Question écrite n° 05570 de M. Jacques Bimbenet (Loir-et-Cher - G.D.)

publiée dans le JO Sénat du 16/04/1987 - page 560

M.Jacques Bimbenet appelle l'attention de M. le ministre de l'agriculture sur l'aide à l'investissement pour les exploitations agricoles soumises à l'imposition du bénéfice réel prévue par la loi de finances pour 1987 (n° 86-1317 du 30 décembre 1986). Il s'avère que cet amendement exclut les exploitations qui ont des stocks à rotation lente : élevage, pépinière, vin, etc. Certains produits, comme le vin, nécessitent une période de stockage durant laquelle ils gagnent en qualité. Les meilleurs millésimes de nos grandes appellations d'origine contrôlée font le prestige des vins de France et s'exportent bien, permettant ainsi la rentrée de devises. Il serait tout à fait regrettable que les agriculteurs ayant des stocks à rotation lente soient ainsi pénalisés et il lui demande, en conséquence, de bien vouloir lui indiquer les mesures qu'il entend prendre afin que tous les agriculteurs puissent bénéficier des mêmes avantages. . - Question transmise à M. le ministre délégué auprès du ministre de l'économie, des finances et de la privatisation, chargé du budget.
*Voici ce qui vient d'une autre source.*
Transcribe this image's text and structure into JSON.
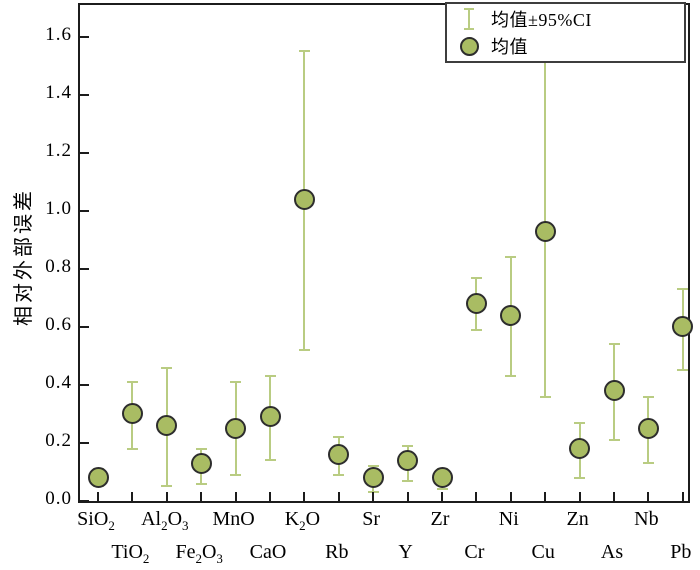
{
  "chart_data": {
    "type": "scatter",
    "subtype": "mean-with-95ci-errorbars",
    "title": "",
    "xlabel": "",
    "ylabel": "相对外部误差",
    "ylim": [
      0.0,
      1.71
    ],
    "yticks": [
      0.0,
      0.2,
      0.4,
      0.6,
      0.8,
      1.0,
      1.2,
      1.4,
      1.6
    ],
    "grid": false,
    "legend_position": "top-right",
    "categories": [
      "SiO₂",
      "TiO₂",
      "Al₂O₃",
      "Fe₂O₃",
      "MnO",
      "CaO",
      "K₂O",
      "Rb",
      "Sr",
      "Y",
      "Zr",
      "Cr",
      "Ni",
      "Cu",
      "Zn",
      "As",
      "Nb",
      "Pb"
    ],
    "series": [
      {
        "name": "均值",
        "marker": "circle",
        "values": [
          0.08,
          0.3,
          0.26,
          0.13,
          0.25,
          0.29,
          1.04,
          0.16,
          0.08,
          0.14,
          0.08,
          0.68,
          0.64,
          0.93,
          0.18,
          0.38,
          0.25,
          0.6
        ]
      },
      {
        "name": "均值±95%CI",
        "marker": "error-bar",
        "ci_low": [
          0.05,
          0.18,
          0.05,
          0.06,
          0.09,
          0.14,
          0.52,
          0.09,
          0.03,
          0.07,
          0.04,
          0.59,
          0.43,
          0.36,
          0.08,
          0.21,
          0.13,
          0.45
        ],
        "ci_high": [
          0.11,
          0.41,
          0.46,
          0.18,
          0.41,
          0.43,
          1.55,
          0.22,
          0.12,
          0.19,
          0.11,
          0.77,
          0.84,
          1.52,
          0.27,
          0.54,
          0.36,
          0.73
        ]
      }
    ]
  },
  "legend": {
    "entries": [
      {
        "label": "均值±95%CI",
        "icon": "error-bar-icon"
      },
      {
        "label": "均值",
        "icon": "circle-marker-icon"
      }
    ]
  },
  "colors": {
    "marker_fill": "#a9bc63",
    "marker_outline": "#2d2d2d",
    "whisker": "#b9cc82",
    "axis": "#1c1c1c",
    "background": "#ffffff"
  }
}
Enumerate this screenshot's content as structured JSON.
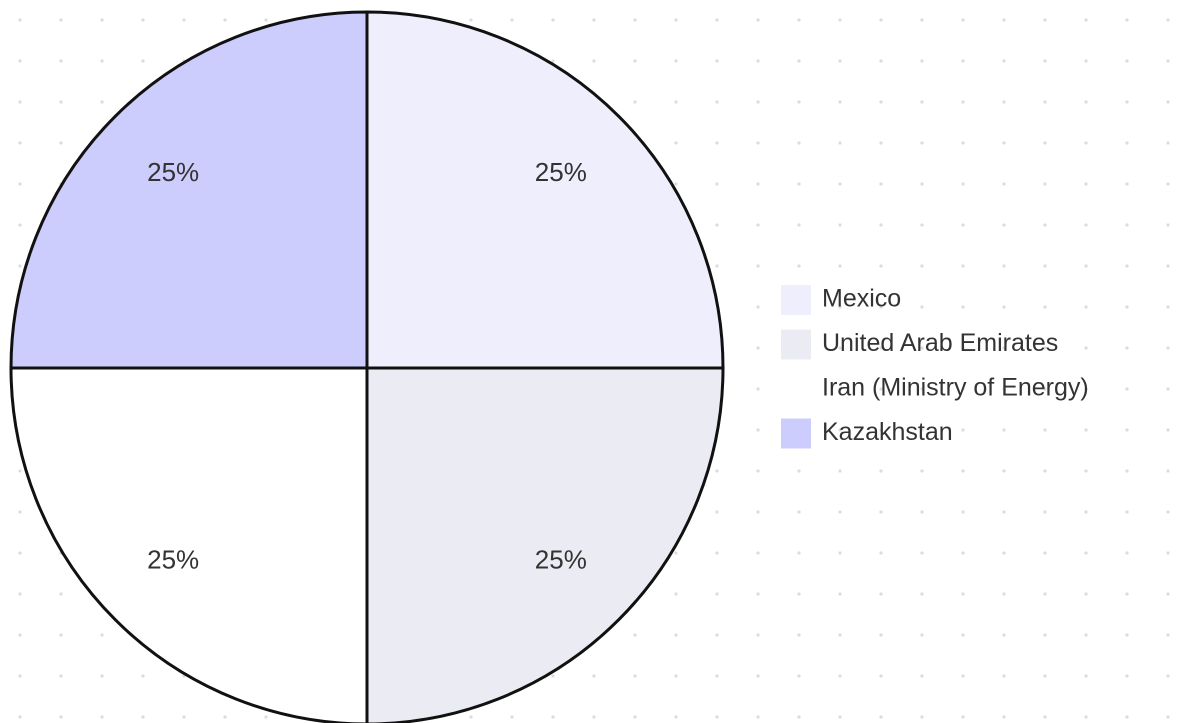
{
  "chart_data": {
    "type": "pie",
    "categories": [
      "Mexico",
      "United Arab Emirates",
      "Iran (Ministry of Energy)",
      "Kazakhstan"
    ],
    "values": [
      25,
      25,
      25,
      25
    ],
    "value_labels": [
      "25%",
      "25%",
      "25%",
      "25%"
    ],
    "colors": [
      "#eeeefc",
      "#ebebf4",
      "#ffffff",
      "#ccccfd"
    ],
    "legend": "right"
  }
}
Transmise au ministère : Économie



Réponse du ministère : Budget

publiée dans le JO Sénat du 02/07/1987 - page 1032

Réponse. -Conformément à l'article 21-IV de la loi de finances pour 1987, les exploitants agricoles soumis à un régime réel d'imposition peuvent déduire chaque année de leur bénéfice une somme de 10 000 francs ou 10 p. 100 de ce bénéfice dans la limite de 20 000 francs. Cette déduction doit être utilisée, dans les cinq années qui suivent, pour l'acquisition ou la création soit d'immobilisations amortissables strictement nécessaires à l'activité - auquel cas la base d'amortissement de ces immobilisations est réduite à due concurrence - soit de stocks dont le cycle de rotation est supérieur à un an. L'un des buts de cette aide est de faciliter le financement des stocks à rotation lente, notamment en viticulture. Certes, afin d'éviter un cumul d'aides qui serait injustifié et budgétairement coûteux, les exploitants qui pratiquent cette déduction doivent renoncer définitivement aux dispositions prévues à l'article 72 B du code général des impôts et à l'article 38 sedecies J.C. de l'annexe III au même code pour leurs nouveaux stocks à rotation lente dont la valeur ne peut plus être bloquée. Mais cette règle ne remet pas en cause le régime des stocks qui figuraient auparavant au bilan de l'exploitation et pour lesquels le mécanisme du blocage de valeur demeure applicable. En outre, les agriculteurs qui ne souhaitent pas utiliser la nouvelle déduction peuvent continuer à pratiquer le blocage de la valeur de tous leurs stocks à rotation lente. Ce dispositif respecte ainsi la liberté de choix de chaque exploitant pour le financement des investissements de son entreprise.